Foi num Hércules C-130 da Força Aérea Portuguesa que finalmente conheci Cabul, em 2005. Percorri a cidade numa coluna de blindados dos comandos. Gostei das crianças na rua a brincar outra vez com papagaios de papel, antes proibidos. Mas havia também miradas hostis aos estrangeiros, daqueles afegãos orgulhosos de um dia terem expulso os britânicos e noutro os russos, mesmo que seja exagero a fama de cemitério de impérios que o país ganhou. Olhe-se para a retirada americana agora, e dos países aliados que lá estavam: está a tornar-se um cemitério, mas sim para os afegãos que acreditaram que a comunidade internacional ia ajudá-los a construir um Estado, a edificar uma sociedade moderna. Entre esses cidadãos traídos sobressaem as mulheres, que nas últimas duas décadas tinham podido voltar a ser médicas, professoras, jornalistas, deputadas, ministras, até candidatas presidenciais. Morreram alguns milhares de soldados estrangeiros para ajudar a construir um Afeganistão pós-talibãs, incluindo dois portugueses. Parece agora não ter servido para nada. Aos estudantes de religião quase só lhes falta tomar Cabul.
George W. Bush agiu bem em 2001, ao derrubar os talibãs, uma guerra justa aos olhos do mundo. A partir daí, ele próprio, e também os seus sucessores Obama e Donald Trump, foram incapazes de dar instrumentos aos afegãos para, entre eles, decidirem que país ter. Fizeram demasiadas promessas, ao mesmo tempo que acumularam erros. Não é fácil, claro, entender o mosaico étnico afegão, nem a estrutura clânica dentro, por exemplo, dos pastunes, o grupo maior. Mas a retirada foi precipitada, confiante demasiado na capacidade de defesa do governo do presidente Ashraf Ghani, e até o anúncio do próximo dia 11 de setembro como data limite para a saída das tropas americanas forneceu ânimo aos talibãs para procurarem celebrar a tomada total do país no aniversário dos atentados de 2001. A comunidade internacional pouco pode, porém, criticar os Estados Unidos de Joe Biden, pois o abandono é geral. E os países vizinhos, até a China, procuram já garantir pontes com os novos senhores do Afeganistão.
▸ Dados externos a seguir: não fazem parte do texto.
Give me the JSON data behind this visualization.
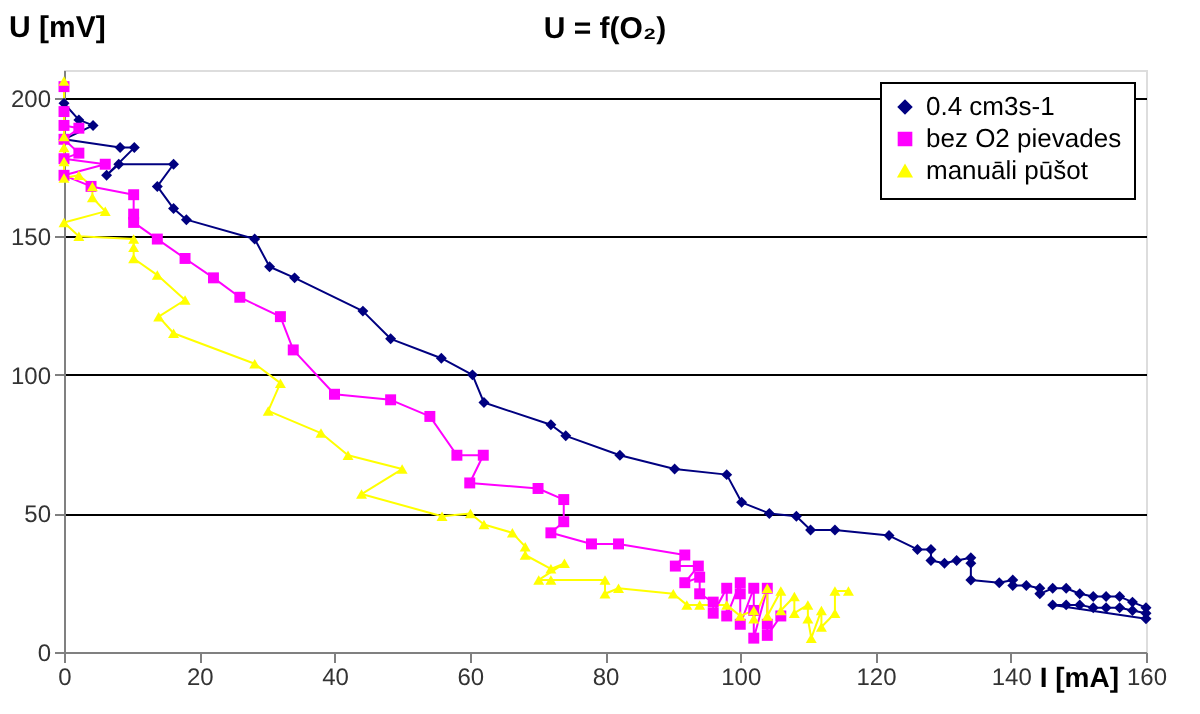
{
  "chart_data": {
    "type": "line",
    "title": "U = f(O₂)",
    "xlabel": "I [mA]",
    "ylabel": "U [mV]",
    "xlim": [
      0,
      160
    ],
    "xticks": [
      0,
      20,
      40,
      60,
      80,
      100,
      120,
      140,
      160
    ],
    "ylim": [
      0,
      210
    ],
    "yticks": [
      0,
      50,
      100,
      150,
      200
    ],
    "grid": "y",
    "legend": "top right",
    "series": [
      {
        "name": "0.4 cm3s-1",
        "color": "#000080",
        "marker": "diamond",
        "x": [
          0,
          2.2,
          4.3,
          0,
          8.3,
          10.4,
          6.3,
          8.1,
          16.2,
          13.8,
          16.2,
          18.1,
          28.2,
          30.4,
          34.1,
          44.2,
          48.3,
          55.8,
          60.4,
          62.1,
          72,
          74.2,
          82.2,
          90.3,
          98,
          100.2,
          104.3,
          108.3,
          110.4,
          114,
          122,
          126.2,
          128.2,
          128.2,
          130.2,
          132,
          134.1,
          134.1,
          134.1,
          138.3,
          140.3,
          140.3,
          142.3,
          144.3,
          144.3,
          146.2,
          148.2,
          150.2,
          152.2,
          154.1,
          156.1,
          158,
          160,
          160,
          158,
          156.1,
          154.1,
          152.2,
          150.2,
          148.2,
          146.2,
          160
        ],
        "values": [
          198,
          192,
          190,
          185,
          182,
          182,
          172,
          176,
          176,
          168,
          160,
          156,
          149,
          139,
          135,
          123,
          113,
          106,
          100,
          90,
          82,
          78,
          71,
          66,
          64,
          54,
          50,
          49,
          44,
          44,
          42,
          37,
          37,
          33,
          32,
          33,
          34,
          32,
          26,
          25,
          26,
          24,
          24,
          23,
          21,
          23,
          23,
          21,
          20,
          20,
          20,
          18,
          16,
          14,
          15,
          16,
          16,
          16,
          17,
          17,
          17,
          12
        ]
      },
      {
        "name": "bez O2 pievades",
        "color": "#ff00ff",
        "marker": "square",
        "x": [
          0,
          0,
          0,
          2.2,
          0,
          2.2,
          0,
          6.1,
          0,
          4,
          10.3,
          10.3,
          10.3,
          13.8,
          17.9,
          22.1,
          26,
          32,
          33.9,
          40,
          48.3,
          54.1,
          58.1,
          62,
          60,
          70.1,
          73.9,
          73.9,
          72,
          78,
          82,
          91.8,
          90.4,
          93.8,
          91.8,
          94,
          94,
          96,
          96,
          98,
          98,
          100,
          100,
          100,
          102,
          102,
          102,
          104,
          104,
          104,
          106
        ],
        "values": [
          204,
          195,
          190,
          189,
          185,
          180,
          178,
          176,
          172,
          168,
          165,
          158,
          155,
          149,
          142,
          135,
          128,
          121,
          109,
          93,
          91,
          85,
          71,
          71,
          61,
          59,
          55,
          47,
          43,
          39,
          39,
          35,
          31,
          31,
          25,
          27,
          21,
          18,
          14,
          23,
          13,
          25,
          21,
          10,
          23,
          15,
          5,
          23,
          10,
          6,
          13
        ]
      },
      {
        "name": "manuāli pūšot",
        "color": "#ffff00",
        "marker": "triangle",
        "x": [
          0,
          0,
          0,
          0,
          0,
          2.2,
          4.2,
          4.2,
          6.1,
          0,
          2.2,
          10.3,
          10.3,
          10.3,
          13.8,
          17.9,
          14,
          16.2,
          28.2,
          32,
          30.2,
          38,
          42,
          50,
          44,
          55.9,
          60.1,
          62.1,
          66.3,
          68.2,
          68.2,
          72,
          74,
          70.2,
          72,
          80,
          80,
          82,
          90.1,
          92.1,
          94,
          98,
          100,
          102,
          102,
          104,
          104,
          106,
          106,
          108,
          108,
          110,
          110,
          110.5,
          112,
          112,
          114,
          114,
          116
        ],
        "values": [
          206,
          186,
          182,
          177,
          171,
          172,
          168,
          164,
          159,
          155,
          150,
          149,
          146,
          142,
          136,
          127,
          121,
          115,
          104,
          97,
          87,
          79,
          71,
          66,
          57,
          49,
          50,
          46,
          43,
          38,
          35,
          30,
          32,
          26,
          26,
          26,
          21,
          23,
          21,
          17,
          17,
          17,
          13,
          15,
          12,
          23,
          13,
          22,
          15,
          20,
          14,
          17,
          12,
          5,
          15,
          9,
          14,
          22,
          22
        ]
      }
    ]
  }
}
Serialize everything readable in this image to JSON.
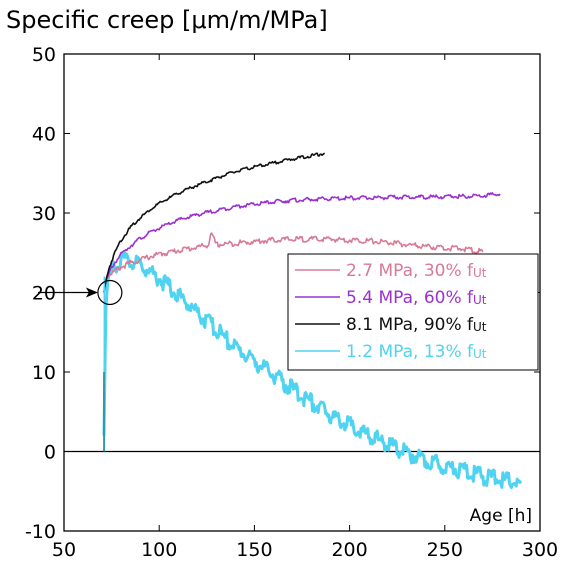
{
  "chart_data": {
    "type": "line",
    "title": "Specific creep [μm/m/MPa]",
    "xlabel": "Age [h]",
    "ylabel": "",
    "xlim": [
      50,
      300
    ],
    "ylim": [
      -10,
      50
    ],
    "xticks": [
      "50",
      "100",
      "150",
      "200",
      "250",
      "300"
    ],
    "yticks": [
      "-10",
      "0",
      "10",
      "20",
      "30",
      "40",
      "50"
    ],
    "grid": false,
    "legend_position": "middle-right",
    "series": [
      {
        "name": "2.7 MPa, 30% f",
        "name_sub": "Ut",
        "color": "#d87a95",
        "x": [
          71,
          72,
          74,
          76,
          78,
          80,
          85,
          90,
          95,
          100,
          110,
          120,
          126,
          127,
          130,
          140,
          150,
          160,
          170,
          180,
          190,
          200,
          210,
          220,
          230,
          240,
          250,
          260,
          265,
          270
        ],
        "y": [
          20,
          21.5,
          22.3,
          22.6,
          22.9,
          23.2,
          23.7,
          24.1,
          24.5,
          24.8,
          25.3,
          25.7,
          26.0,
          27.5,
          26.0,
          26.2,
          26.4,
          26.6,
          26.7,
          26.7,
          26.7,
          26.6,
          26.5,
          26.3,
          26.0,
          25.8,
          25.6,
          25.5,
          25.3,
          25.1
        ]
      },
      {
        "name": "5.4 MPa, 60% f",
        "name_sub": "Ut",
        "color": "#9b30d0",
        "x": [
          71,
          72,
          74,
          76,
          78,
          80,
          85,
          90,
          95,
          100,
          110,
          120,
          130,
          140,
          150,
          160,
          170,
          180,
          190,
          200,
          210,
          220,
          230,
          240,
          250,
          260,
          270,
          275,
          279
        ],
        "y": [
          20,
          21.5,
          22.7,
          23.5,
          24.2,
          24.8,
          25.9,
          26.8,
          27.5,
          28.1,
          29.1,
          29.8,
          30.3,
          30.8,
          31.1,
          31.4,
          31.6,
          31.7,
          31.8,
          31.9,
          31.9,
          31.95,
          32.0,
          32.0,
          32.05,
          32.1,
          32.2,
          32.3,
          32.4
        ]
      },
      {
        "name": "8.1 MPa, 90% f",
        "name_sub": "Ut",
        "color": "#111111",
        "x": [
          71,
          72,
          74,
          76,
          78,
          80,
          85,
          90,
          95,
          100,
          110,
          120,
          130,
          140,
          150,
          160,
          170,
          180,
          187
        ],
        "y": [
          20,
          21.5,
          23.3,
          24.6,
          25.7,
          26.6,
          28.2,
          29.4,
          30.4,
          31.2,
          32.5,
          33.5,
          34.4,
          35.2,
          35.8,
          36.3,
          36.8,
          37.2,
          37.5
        ]
      },
      {
        "name": "1.2 MPa, 13% f",
        "name_sub": "Ut",
        "color": "#4fd3f0",
        "x": [
          71,
          72,
          73,
          74,
          76,
          78,
          80,
          85,
          90,
          95,
          100,
          110,
          120,
          130,
          140,
          150,
          160,
          170,
          180,
          190,
          200,
          210,
          220,
          230,
          240,
          250,
          260,
          270,
          280,
          290
        ],
        "y": [
          2,
          18,
          21.5,
          22.5,
          23.2,
          23.8,
          24.0,
          23.9,
          23.5,
          22.7,
          21.8,
          19.7,
          17.5,
          15.3,
          13.1,
          11.4,
          9.6,
          7.8,
          6.2,
          4.6,
          3.3,
          2.0,
          0.9,
          -0.2,
          -1.0,
          -1.8,
          -2.5,
          -3.1,
          -3.6,
          -4.0
        ]
      }
    ],
    "vertical_markers": [
      {
        "color": "#4fd3f0",
        "x": 71.2,
        "y0": 0,
        "y1": 22
      },
      {
        "color": "#2a8a9a",
        "x": 71.0,
        "y0": 0,
        "y1": 10
      }
    ],
    "annotation": {
      "type": "circle-arrow",
      "target_x": 72,
      "target_y": 20,
      "arrow_from_x": 50,
      "arrow_from_y": 20
    }
  }
}
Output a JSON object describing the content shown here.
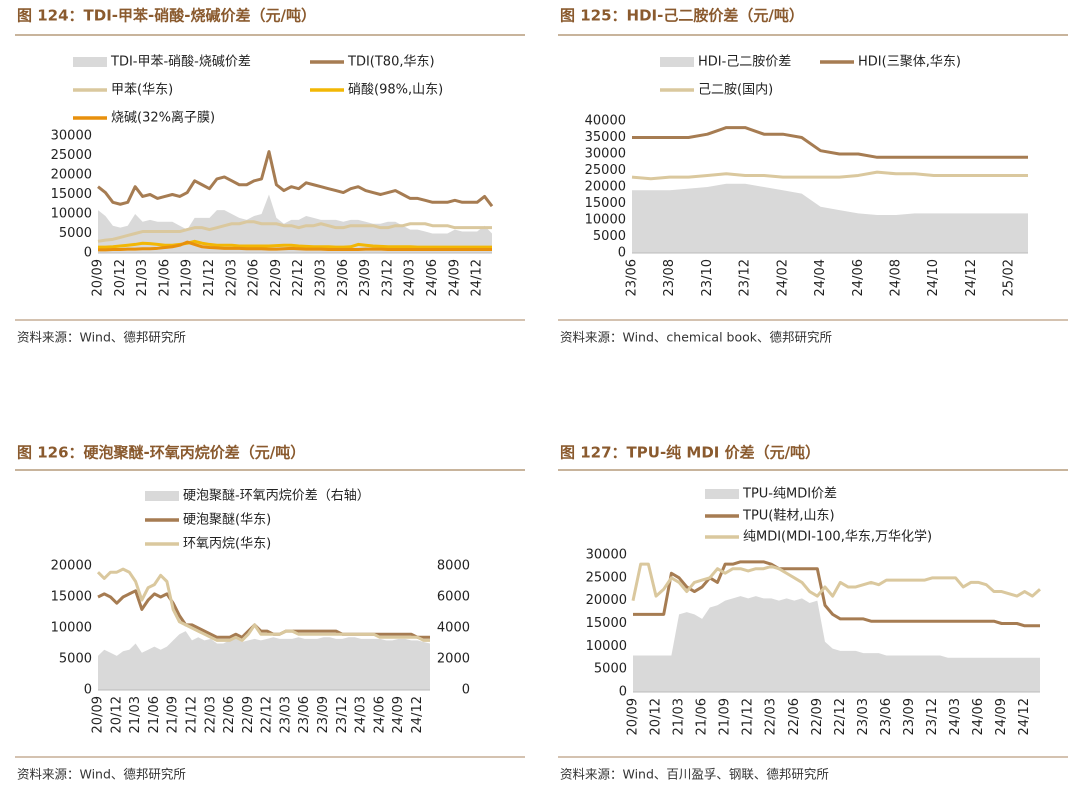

Pouco há agora a fazer a não ser forçá-los a ser menos bárbaros. Há 20 anos, os talibãs proibiam as meninas de ir à escola, usavam os estádios para execuções perante multidões, perseguiam com sanha minorias como os hazaras (olhos mongóis e religião xiita), destruíam os budas de Bamiyan que recordavam que o país tinha uma história antes do islão, uma história onde até os gregos de Alexandre participaram. Muito terá de ser feito para que o provável regresso do Emirado Islâmico do Afeganistão, o tal do embaixador de voz esganiçada, não seja trágico para o seu povo e uma vergonha para o mundo. Leia O Menino de Cabul , de Khaled Hosseini. Explica mais sobre os talibãs que todos os manuais de geopolítica.